Had no luck with Software like Disk Genius or recuva.

I’m down to testdisk/photorec. I’m hopeful that I’ll get my dearly missed files and not just the ■■■■ I didn’t miss. But it works. Very low level but it works

Did they email you directly, did it look like this?

My emails have been removed

I am pretty sure this is spam relating to the incident? Look at the email address, and the link doesnt appear to go to a valid WD site.

Is this real or part of the compromise?

I have a WD My Cloud, also pretty old. Should I be worried that it might share the same vulnerability? I’ve disconnected the device for now just to be sure.

1 Like

@MikeLanglois my e-mails from WD support have been coming from westerndigital@custhelp.com

Edit: ah, having said that, when I first created a support account I got a confirmation e-mail from wd_en_feedback@mailva.rnmk.com

I don’t think I actually clicked on any of the links in that mail though; I just logged on via the website.

Apparently it was real and a support ticket was made for me. They called me “valued customer” in my support profile thats why it says Dear Valued. I would recommend everyone if they do get an email, to not click the links and go to the support page in their browser though just in case.

The suppprt ticket basically asks for my logs, serial number of device and telling me to unplug the device (around 24 hours after it wiped my data so a bit late)

I will be instigating something. once I’ve picked myself up, focused on any potential recovery, the next thing I will be doing is seeking compensation for all the puking I’ve done in the last 24 hours, make no mistake about it I will certainly be seeking some legal action.

My mybooklive is also wiped :disappointed: lucky I think I’ve backups of most of my stuff, really feeling for those who have lost their data.

Are there any thoughts about longer term options for making use of the MBL (assuming WB won’t update the firmware). Would installing openwrt prevent a reoccurrence of this issue?

Just spoke to customer services. Absolutely nothing more to add other than ‘our engineering teams are actively investigating this issue’.

I would disconnect and backup up Ur data before connecting it all back up again.

Keep us all posted please.

Is this problem also related to other NAS in WD’s product line? I have just ordered a WD My Cloud EX2…

Right now I wouldn’t trust any WD NAS until there is verification that it is safe.

1 Like

One thing I need to find out is if these drives send telemetry to WD in the background. I’m betting that they do. If that’s the case then I would look very sharply at the idea that this could have originated from compromised WD servers.

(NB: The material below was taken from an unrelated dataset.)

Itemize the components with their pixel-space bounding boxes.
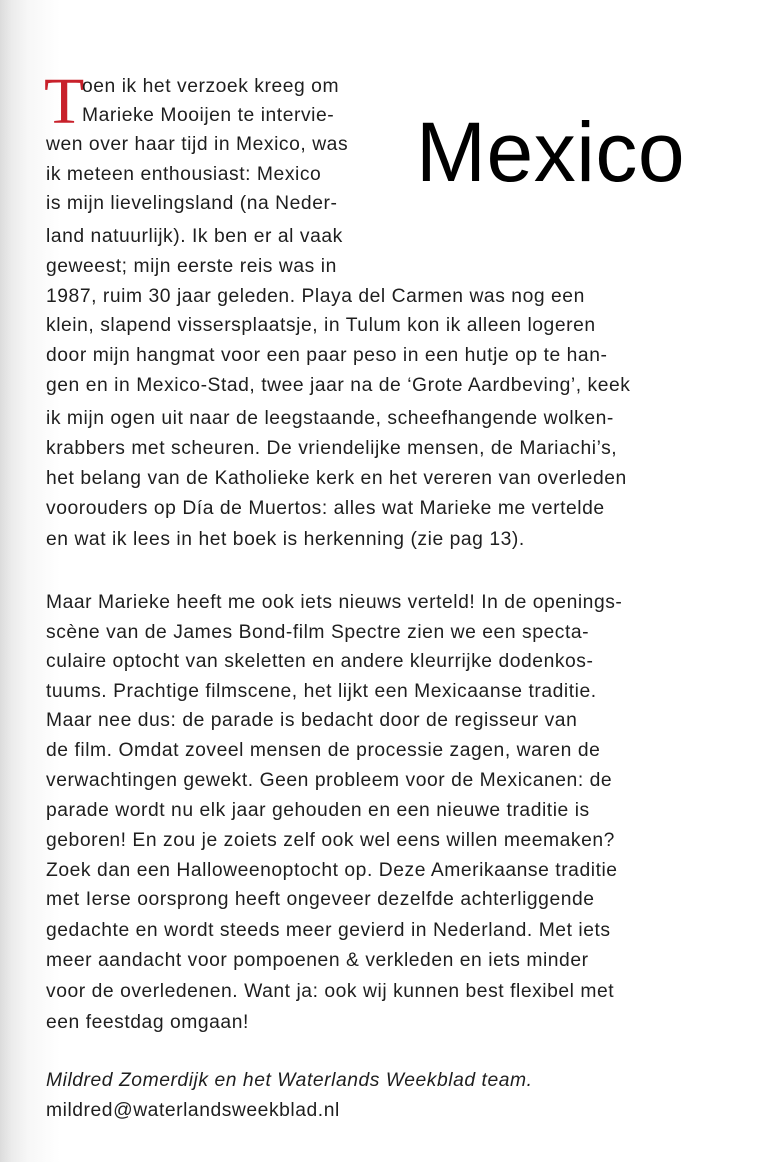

I’m just struggling to figure out how all these specific drives were being injected with SSL scripts worldwide and it all happening very rapidly, within a space of a few hours. That leads me to suspect that whatever the source was of this attack, it must have already had existing access to these drives since the IP addresses were needed to execute that script.

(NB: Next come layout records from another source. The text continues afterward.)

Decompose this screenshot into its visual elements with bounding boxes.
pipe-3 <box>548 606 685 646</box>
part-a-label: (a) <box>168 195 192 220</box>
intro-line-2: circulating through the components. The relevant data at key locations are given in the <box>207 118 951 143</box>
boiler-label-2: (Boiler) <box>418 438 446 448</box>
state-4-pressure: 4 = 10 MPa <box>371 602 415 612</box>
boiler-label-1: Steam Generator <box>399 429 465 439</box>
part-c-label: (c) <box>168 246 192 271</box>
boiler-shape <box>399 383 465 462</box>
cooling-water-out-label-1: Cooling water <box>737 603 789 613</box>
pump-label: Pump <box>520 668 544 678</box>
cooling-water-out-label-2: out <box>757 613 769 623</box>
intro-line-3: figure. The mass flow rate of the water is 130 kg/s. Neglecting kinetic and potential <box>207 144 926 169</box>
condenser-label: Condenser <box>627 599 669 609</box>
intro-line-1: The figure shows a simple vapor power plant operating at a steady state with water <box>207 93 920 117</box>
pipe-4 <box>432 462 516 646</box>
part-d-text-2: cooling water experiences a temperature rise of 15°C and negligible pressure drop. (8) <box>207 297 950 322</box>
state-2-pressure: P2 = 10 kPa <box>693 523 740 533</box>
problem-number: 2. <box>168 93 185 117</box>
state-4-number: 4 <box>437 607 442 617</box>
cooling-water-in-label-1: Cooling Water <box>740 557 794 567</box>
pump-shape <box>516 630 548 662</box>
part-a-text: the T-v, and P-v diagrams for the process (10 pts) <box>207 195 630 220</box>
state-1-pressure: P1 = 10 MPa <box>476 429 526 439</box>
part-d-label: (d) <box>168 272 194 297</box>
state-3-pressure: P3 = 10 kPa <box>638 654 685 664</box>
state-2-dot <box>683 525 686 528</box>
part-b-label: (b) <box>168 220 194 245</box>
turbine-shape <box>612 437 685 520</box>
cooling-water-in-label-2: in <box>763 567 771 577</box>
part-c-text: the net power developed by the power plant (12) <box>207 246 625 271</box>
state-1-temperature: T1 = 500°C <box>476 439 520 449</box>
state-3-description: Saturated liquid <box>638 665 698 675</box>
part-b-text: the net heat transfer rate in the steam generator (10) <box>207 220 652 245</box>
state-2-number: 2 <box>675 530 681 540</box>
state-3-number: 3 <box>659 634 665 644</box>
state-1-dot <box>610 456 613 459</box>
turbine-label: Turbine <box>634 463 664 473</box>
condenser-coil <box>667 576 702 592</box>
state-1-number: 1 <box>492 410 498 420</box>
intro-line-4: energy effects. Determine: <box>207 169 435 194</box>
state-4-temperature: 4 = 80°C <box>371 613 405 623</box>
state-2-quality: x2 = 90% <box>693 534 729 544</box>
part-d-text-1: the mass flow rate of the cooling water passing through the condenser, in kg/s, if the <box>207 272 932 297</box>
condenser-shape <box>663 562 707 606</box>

I find it very concerning to read that some users are reporting that they were hit by this while they had remote features disabled. Although I have a different device, I’m keeping it fully disconnected until we know more

Yep same here. In Australia. Happened exactly at 7.10am on Thursday morning Western Australia Time. I was actually watching it go from blue to yellow led. Was odd so logged in and found it reset.

No idea why but too to a mates and all that he had was rphoto. All the data is there but no file or folder names so that was hard to use given there’s 1000`s of files

Have taken to a pro who’s looking at it now with R studio and he said he’s found superblocks…

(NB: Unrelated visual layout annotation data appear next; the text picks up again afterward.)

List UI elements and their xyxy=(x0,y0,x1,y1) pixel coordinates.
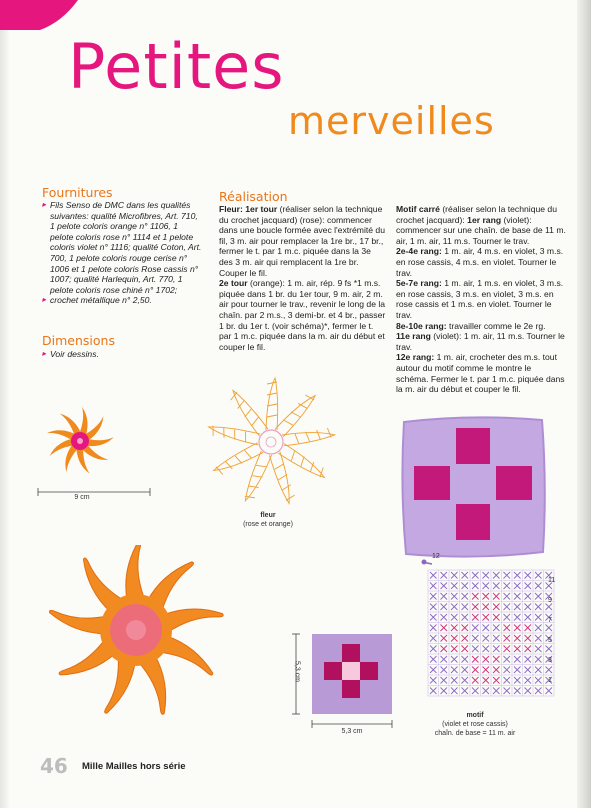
step-text: 1 m. air, 1 m.s. en violet, 3 m.s. en rose cassis, 3 m.s. en violet, 3 m.s. en rose cassis et 1 m.s. en violet. Tourner le trav. xyxy=(396,278,564,320)
small-flower-dim-label: 9 cm xyxy=(74,494,90,501)
dimensions-heading: Dimensions xyxy=(42,333,115,348)
step-label: 11e rang xyxy=(396,331,431,342)
chart-stitch xyxy=(278,474,288,479)
realisation-text xyxy=(219,204,387,352)
chart-stitch xyxy=(281,485,291,490)
chart-center-ring xyxy=(259,430,283,454)
rang1-label: 1er rang xyxy=(467,214,502,225)
tour1-label: 1er tour xyxy=(245,204,278,214)
corner-triangle xyxy=(0,0,80,32)
chart-stitch xyxy=(251,417,260,425)
motif-label: Motif carré xyxy=(396,204,440,214)
square-width-label: 5,3 cm xyxy=(341,728,363,735)
realisation-heading: Réalisation xyxy=(219,189,288,204)
step-text: travailler comme le 2e rg. xyxy=(446,320,546,331)
step-label: 8e-10e rang: xyxy=(396,320,447,331)
step-text: 1 m. air, crocheter des m.s. tout autour du motif comme le montre le schéma. Fermer le t. par 1 m.c. piquée dans la m. air du début et couper le fil. xyxy=(396,352,565,395)
chart-petal xyxy=(207,424,260,445)
big-petal xyxy=(163,602,224,633)
tour2-paragraph xyxy=(219,278,387,352)
step-text: 1 m. air, 4 m.s. en violet, 3 m.s. en rose cassis, 4 m.s. en violet. Tourner le trav. xyxy=(396,246,564,278)
title-line2: merveilles xyxy=(288,99,495,143)
fournitures-item: ▸ crochet métallique n° 2,50. xyxy=(42,295,202,306)
fleur-caption-title: fleur xyxy=(260,512,276,519)
chart-row-label: 3 xyxy=(548,657,552,664)
step-label: 5e-7e rang: xyxy=(396,278,442,289)
motif-step xyxy=(396,331,566,352)
dimensions-list xyxy=(42,349,202,360)
fleur-label: Fleur: xyxy=(219,204,243,214)
chart-stitch xyxy=(317,430,321,440)
chart-row-label: 9 xyxy=(548,597,552,604)
motif-step xyxy=(396,278,566,320)
chart-center-loop xyxy=(266,437,276,447)
chart-row-label: 1 xyxy=(548,677,552,684)
chart-petal xyxy=(243,451,272,504)
chart-petal xyxy=(275,390,317,437)
chart-stitch xyxy=(267,415,277,417)
tour2-label: 2e tour xyxy=(219,278,248,289)
chart-start-dot xyxy=(422,560,427,565)
chart-stitch xyxy=(226,460,233,470)
chart-stitch xyxy=(290,451,297,461)
chart-stitch xyxy=(327,428,331,438)
chart-stitch xyxy=(285,495,295,500)
chart-petal xyxy=(269,452,298,505)
tour2-text: (orange): 1 m. air, rép. 9 fs *1 m.s. piquée dans 1 br. du 1er tour, 9 m. air, 2 m. air pour tourner le trav., revenir le long de la chaîn. par 2 m.s., 3 demi-br. et 4 br., passer 1 br. du 1er t. (voir schéma)*, fermer le t. par 1 m.c. piquée dans la m. air du début et couper le fil. xyxy=(219,278,386,352)
rang1-text: (violet): commencer sur une chaîn. de base de 11 m. air, 1 m. air, 11 m.s. Tourner le trav. xyxy=(396,214,566,246)
chart-stitch xyxy=(222,428,226,438)
crochet-flower-photo xyxy=(18,545,258,745)
motif-intro-paragraph xyxy=(396,204,566,246)
chart-row-label: 7 xyxy=(548,617,552,624)
crochet-square-photo xyxy=(398,412,548,562)
chart-stitch xyxy=(295,433,299,443)
big-flower-core xyxy=(126,620,146,640)
motif-crochet-chart xyxy=(412,550,572,710)
tour1-paragraph xyxy=(219,204,387,278)
chart-stitch xyxy=(256,463,266,468)
flower-crochet-chart xyxy=(186,365,356,510)
motif-step xyxy=(396,246,566,278)
motif-step xyxy=(396,352,566,394)
fournitures-item: ▸ Fils Senso de DMC dans les qualités suivantes: qualité Microfibres, Art. 710, 1 pelote coloris orange n° 1106, 1 pelote coloris rose n° 1114 et 1 pelote coloris violet n° 1116; qualité Coton, Art. 700, 1 pelote coloris rouge cerise n° 1006 et 1 pelote coloris Rose cassis n° 1007; qualité Harlequin, Art. 770, 1 pelote coloris rose chiné n° 1702; xyxy=(42,200,202,295)
tour1-text: (réaliser selon la technique du crochet jacquard) (rose): commencer dans une boucle formée avec l'extrémité du fil, 3 m. air pour remplacer la 1re br., 17 br., fermer le t. par 1 m.c. piquée dans la 3e des 3 m. air qui remplacent la 1re br. Couper le fil. xyxy=(219,204,385,278)
big-petal xyxy=(47,606,108,635)
chart-stitch xyxy=(245,449,252,459)
fournitures-list xyxy=(42,200,202,306)
chart-row-label: 5 xyxy=(548,637,552,644)
step-label: 12e rang: xyxy=(396,352,435,363)
chart-stitch xyxy=(274,464,284,469)
chart-stitch xyxy=(244,431,248,441)
motif-intro: (réaliser selon la technique du crochet jacquard): xyxy=(396,204,557,225)
motif-text xyxy=(396,204,566,395)
small-flower-center-dot xyxy=(77,438,83,444)
square-dimension-lines xyxy=(290,626,400,736)
motif-step xyxy=(396,321,566,332)
spine-shadow xyxy=(0,0,10,808)
motif-caption-sub: (violet et rose cassis) xyxy=(442,721,508,728)
chart-petals xyxy=(207,378,335,504)
motif-caption-base: chaîn. de base = 11 m. air xyxy=(434,730,516,737)
fournitures-heading: Fournitures xyxy=(42,185,113,200)
step-label: 2e-4e rang: xyxy=(396,246,442,257)
chart-stitch xyxy=(267,393,277,395)
chart-petal xyxy=(212,442,263,478)
page-number: 46 xyxy=(40,754,68,778)
magazine-name: Mille Mailles hors série xyxy=(82,761,186,772)
big-petal xyxy=(126,545,145,600)
step-text: (violet): 1 m. air, 11 m.s. Tourner le trav. xyxy=(396,331,565,352)
dimensions-item: ▸ Voir dessins. xyxy=(42,349,202,360)
motif-caption-title: motif xyxy=(466,712,484,719)
chart-stitch xyxy=(284,419,293,427)
chart-row-top: 12 xyxy=(432,553,440,560)
page-gutter xyxy=(577,0,591,808)
chart-row-label: 11 xyxy=(548,577,556,584)
square-height-label: 5,3 cm xyxy=(293,660,301,682)
fleur-caption-sub: (rose et orange) xyxy=(243,521,293,528)
title-line1: Petites xyxy=(68,30,285,103)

Then I saw this just now I’m not the only one! I thought it was me.

I did see logs on my virus firewall showing an increase in attacks in the last few days on that device but didn’t do anything. Was going to disconnect remote access but then this happened before I got the chance.

Pissed but my bad with only backups of partial docs and photos items but lost all my iTunes library and video library.

Feel stupid but definitely expect more from WD.

Is it even worth opening a support ticket? the unit is 9 years old

2 Likes

■■■■: EX2Ultra - and also all data gone!